Le Passe Muraille

Georges Haldas nonagénaire. Et alors?

Poète et chroniqueur, physique et métaphysique…

par Claude Frochaux

 

Il y a les écrivains de la mémoire et les écrivains de l’imagination. Georges Haldas est un écrivain de l’imagination. Il aime à dire, presque par provocation, qu’il n’a aucune imagination. En fait, il n’en veut pas. Pour lui, imaginer, c’est fuir. C’est renoncer à comprendre, à connaître, à approcher.

Il ne faut pas seulement écrire avec sa tête ou même son corps. Il faut écrire avec sa vie. Avec tout ce qu’on est, tout ce qu’on a vécu. Tout ce qu’on sait, non parce qu’on l’a étudié, mais parce qu’on l’a vécu. Quand on lit Georges Haldas, on ne pénètre pas seulement une oeuvre, on pénètre une vie. Victor Hugo disait : « Ne comprenez-vous pas que quand je parle de moi, je parle de vous?» Et de fait, plus Georges Haldas parle de lui et plus on se sent concerné. Plus il parle de moi.

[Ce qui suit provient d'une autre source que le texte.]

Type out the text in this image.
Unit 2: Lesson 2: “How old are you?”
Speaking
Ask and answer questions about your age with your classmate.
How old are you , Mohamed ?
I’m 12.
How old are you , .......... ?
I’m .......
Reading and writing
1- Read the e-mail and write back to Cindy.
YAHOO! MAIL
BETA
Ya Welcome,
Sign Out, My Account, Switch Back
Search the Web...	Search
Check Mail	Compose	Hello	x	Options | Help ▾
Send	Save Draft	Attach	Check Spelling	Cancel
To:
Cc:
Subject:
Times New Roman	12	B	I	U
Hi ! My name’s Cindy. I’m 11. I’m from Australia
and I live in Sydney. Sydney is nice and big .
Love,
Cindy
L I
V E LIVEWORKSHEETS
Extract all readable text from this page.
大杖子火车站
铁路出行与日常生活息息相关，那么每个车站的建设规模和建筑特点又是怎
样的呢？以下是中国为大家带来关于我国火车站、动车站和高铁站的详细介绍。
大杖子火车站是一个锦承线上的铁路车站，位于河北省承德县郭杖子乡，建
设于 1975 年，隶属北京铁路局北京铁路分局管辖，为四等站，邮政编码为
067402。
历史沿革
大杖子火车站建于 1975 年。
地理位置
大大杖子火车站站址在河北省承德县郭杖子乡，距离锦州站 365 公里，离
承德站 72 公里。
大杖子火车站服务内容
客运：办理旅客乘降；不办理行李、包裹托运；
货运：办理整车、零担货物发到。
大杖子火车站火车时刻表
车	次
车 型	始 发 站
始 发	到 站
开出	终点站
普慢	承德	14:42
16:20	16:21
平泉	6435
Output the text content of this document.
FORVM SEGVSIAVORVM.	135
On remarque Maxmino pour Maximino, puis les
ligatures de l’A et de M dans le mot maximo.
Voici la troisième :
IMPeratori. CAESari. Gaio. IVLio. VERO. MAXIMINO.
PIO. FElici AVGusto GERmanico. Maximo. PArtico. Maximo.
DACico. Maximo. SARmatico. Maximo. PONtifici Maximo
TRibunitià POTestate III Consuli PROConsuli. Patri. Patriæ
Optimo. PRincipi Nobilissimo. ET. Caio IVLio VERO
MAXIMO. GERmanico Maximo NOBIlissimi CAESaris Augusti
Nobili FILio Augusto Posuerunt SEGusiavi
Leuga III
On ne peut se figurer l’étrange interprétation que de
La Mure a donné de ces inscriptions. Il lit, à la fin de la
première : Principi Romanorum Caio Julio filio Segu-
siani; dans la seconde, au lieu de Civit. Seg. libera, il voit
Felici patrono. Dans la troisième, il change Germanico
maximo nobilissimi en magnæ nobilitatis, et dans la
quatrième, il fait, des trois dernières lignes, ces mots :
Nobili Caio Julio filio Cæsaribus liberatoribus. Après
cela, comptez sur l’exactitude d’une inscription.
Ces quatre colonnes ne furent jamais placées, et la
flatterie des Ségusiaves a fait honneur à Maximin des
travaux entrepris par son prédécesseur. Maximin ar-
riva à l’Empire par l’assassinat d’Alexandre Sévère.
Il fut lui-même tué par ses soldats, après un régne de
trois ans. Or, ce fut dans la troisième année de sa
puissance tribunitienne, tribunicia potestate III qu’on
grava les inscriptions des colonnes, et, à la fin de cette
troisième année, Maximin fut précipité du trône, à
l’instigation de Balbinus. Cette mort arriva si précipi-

Georges Haldas est un poète et un chroniqueur. Jamais un romancier. La vie n’a pas à être romancée. Il est chroniqueur, même quand il est poète, et, surtout, poète quand il est chroniqueur. Il est un des derniers écrivains —une race en voie de disparition totale — à avoir une tête métaphysique. Tout ce qui est physique est métaphysique sous sa plume. Et, plus singulier encore, tout ce qui est métaphysique est aussi physique. Il n’y a rien de ce qui est concret qui ne soit aussi abstrait, c’est-à-dire suspendu, figé hors de tout espace-temps. Et rien de ce qui est abstrait, dans le même sens, qui ne soit concret.

Il croit à l’évolution, mais non au changement. Tout bouge, mais tout est pareil. L’essentiel, c’est ce qui reste quand tout est parti. « On ne se baigne jamais dans la même eau », disait Héraclite. L’eau n’est pas la même, mais c’est quand même l’eau. La petite graine, chère à Haldas, finit par germer, et, dessous, une autre petite graine apparaît.

Georges Haldas a 90 ans. Qu’est-ce que ça peut bien faire? Qu’est-ce que ça peut bien lui faire? Il est toujours en état de poésie. Vivant, au plus intime, au plus profond, au plus relié avec tout ce qui est, a été, et sera toujours. Il ne s’est jamais laissé distraire: seul compte l’essentiel, le plus vibrant, le plus vrai. Pour Lui, Dieu c’est cela, ce qui est éternel, le plus vivant, le plus vrai. Le tombeau est vide, mais ce sont les apparences. Pour celui qui voit au-delà des apparences, le tombeau est rempli de vie, de gloire et d’espérance. Il n’y a pas que la résurrection d’un jour, il y a la résurrection de tous les jours. Tout vit, tout meurt et tout ressuscite.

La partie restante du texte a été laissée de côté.